Feeling more like spring flavours? Try a snap pea and mango salad! For an everyday meal, why not add some snap peas to your regular green salad? For a special occasion, however, we recommend venturing with a pea pesto and your pasta of choice.

To include the kids in the wonderful world of legumes and pulses, try a savoury pea and cheese loaf. To go zero waste, use your leftover pea pods in a soup or in a sautéed dish.

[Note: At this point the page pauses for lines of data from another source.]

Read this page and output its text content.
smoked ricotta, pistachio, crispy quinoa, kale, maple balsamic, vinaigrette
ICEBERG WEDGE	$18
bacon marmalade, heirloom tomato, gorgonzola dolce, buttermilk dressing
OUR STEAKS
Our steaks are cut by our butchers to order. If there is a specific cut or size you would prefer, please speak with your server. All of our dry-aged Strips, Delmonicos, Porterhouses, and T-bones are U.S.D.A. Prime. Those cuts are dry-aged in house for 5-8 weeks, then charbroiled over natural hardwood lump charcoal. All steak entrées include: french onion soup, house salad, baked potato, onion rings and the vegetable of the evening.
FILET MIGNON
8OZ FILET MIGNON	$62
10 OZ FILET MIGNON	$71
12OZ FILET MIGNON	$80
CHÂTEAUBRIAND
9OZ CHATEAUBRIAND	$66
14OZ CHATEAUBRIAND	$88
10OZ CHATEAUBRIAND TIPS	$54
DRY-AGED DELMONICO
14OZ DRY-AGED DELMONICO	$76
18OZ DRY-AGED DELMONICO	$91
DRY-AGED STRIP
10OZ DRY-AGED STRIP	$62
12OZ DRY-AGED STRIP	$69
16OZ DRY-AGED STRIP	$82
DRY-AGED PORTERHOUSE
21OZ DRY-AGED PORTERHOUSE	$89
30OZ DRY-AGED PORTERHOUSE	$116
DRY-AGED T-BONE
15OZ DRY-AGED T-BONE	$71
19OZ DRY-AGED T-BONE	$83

And lastly but certainly not least, we propose a colourful dessert idea, which will impress even the most sceptic of guests:

Slice of a pea and vanilla cake with laminated almonds, on a wooden cutting board.

Pea and vanilla cake


  • 275 g fresh or frozen peas
  • 200 g butter (room temperature)
  • 150 g sugar
  • 3 eggs
  • 2 tsp vanilla extract
  • 250 g wheat flour
  • 2 tsp baking powder
  • ½ tsp salt

Buttercream (optional):

  • 300 g icing sugar
  • 1 lemon (juice and zest)
  • 150 g butter (room temperature)


  1. Preheat the oven to 180 °C. Grease and line a 15 cm (for three layers) or a 24 cm cake tin (for two layers).
  2. Boil the peas, drain, and rinse in cold water. Purée the peas and reserve in the fridge.
  3. In a large bowl, beat the butter and the sugar until they become fluffy. Add the eggs, one at a time, the pea purée, the vanilla extract, half the lemon juice and half the zest.
  4. Sift the flour, the baking powder, and the salt, and combine with the purée mix.
  5. Transfer the batter to the tin, and bake for 35 to 45 minutes, or until a toothpick or skewer comes out clean. If the top of the cake gets too browned, cover it with a piece of aluminium foil.
  6. Take the cake out of the tin and onto a rack and let cool for 15 minutes.
  7. Now it’s time for the buttercream. In a large bowl, cream the butter until fluffy. Add the icing sugar and beat. Add the remaining zest and slowly add the lemon juice and continue beating until incorporated. Store it in the fridge.
  8. Once the cake has cooled, cut it into even-width layers – two or three, depending on the size.
  9. Spread some of the buttercream on every layer and sandwich them together. Cover your cake with the remaining buttercream and decorate with peas, snap peas, and lemon zest.

Are you finally convinced that peas are not only good for your health, but also an ingredient that can make your recipes even more delicious? If so, include them in your grocery list, and try some of these recipes. A universe of flavour and health awaits!